Which told me all I wanted to know about what was happening on the lighted side of Earth.
And on the moon? The men of Apollo Nineteen must have died in the first few minutes of nova sunlight. Trapped out on a lunar plain, hiding perhaps behind a melting boulder... Or were they on the night side? I couldn't remember. Hell, they could outlive us all. I felt a stab of envy and hatred.
And pride. We'd put them there. We reached the moon before the nova came. A little longer, we'd have reached the stars.
The disc changed oddly as it set. A dome, a flying saucer, a lens, a line...
Gone.
Gone. Well, that was that. Now we could forget it; now we could walk around outside without being constantly reminded that something was wrong. Moonset had taken all the queer shadows out of the city.
But the clouds had an odd glow to them.

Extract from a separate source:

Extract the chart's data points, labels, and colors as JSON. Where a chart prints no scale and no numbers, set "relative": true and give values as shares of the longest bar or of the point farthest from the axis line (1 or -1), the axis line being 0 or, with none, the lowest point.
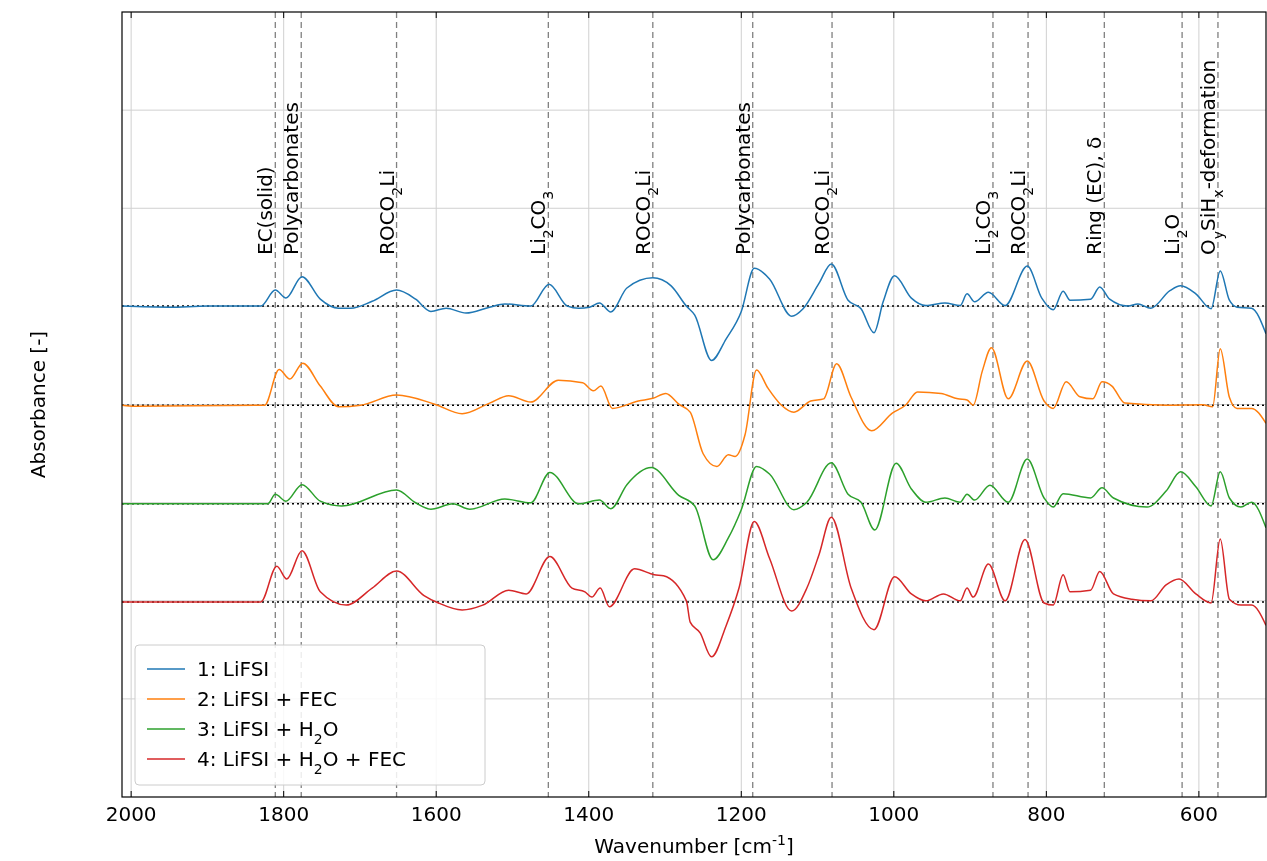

As clouds glow after sunset, tonight the clouds shone livid white at their; western edges. And they streamed too quickly across the sky. As if they tried to run...
When I turned to Leslie, there were big tears rolling down her cheeks.
"Oh, damn." I took her arm. "Now stop it. Stop it."
"I can't. You know I can't stop crying once I get started."
"This wasn't what I had in mind. I thought we'd do things we've been putting off, things we like. It's our last chance. Is this the way you want to die, crying on a street corner?"
"I don't want to die at all!"
"Tough shit!"
"Thanks a lot." Her face was all red and twisted. Leslie was crying as a baby cries, without regard for dignity or appearance. I felt awful. I felt guilty, and I knew the nova wasn't my fault, and it made me angry.
"I don't want to die either!" I snarled at her. "You show me a way out and I'll take it. Where would we go? The South Pole? It'd just take longer. The moon must be molten all across its day side. Mars? When this is over Mars will be part of the sun, like the Earth. Alpha Centauri? The acceleration we'd need, we'd be spread across a wall like peanut butter and jelly --"
"Oh, shut up."
"Right."
"Hawaii. Stan, we could get to the airport in twenty minutes. We'd get two hours extra, going west! Two hours more before sunrise!"
She had something there. Two hours was worth any price! But I'd worked this out before, staring at the moon from my balcony. "No. We'd die sooner. Listen, love, we saw the moon go bright about midnight. That means California was at the back of the Earth when the sun went nova."
"Yes, that's right."
"Then we must be furthest from the shock wave."
She blinked. "I don't understand."
"Look at it this way. First the sun explodes. That heats the air and the oceans, all in a flash, all across the day side. The steam and superheated air expand fast. A flaming shock wave comes roaring over into the night side. It's closing on us right now. Like a noose. But it'll reach Hawaii first. Hawaii is two hours closer to the sunset line."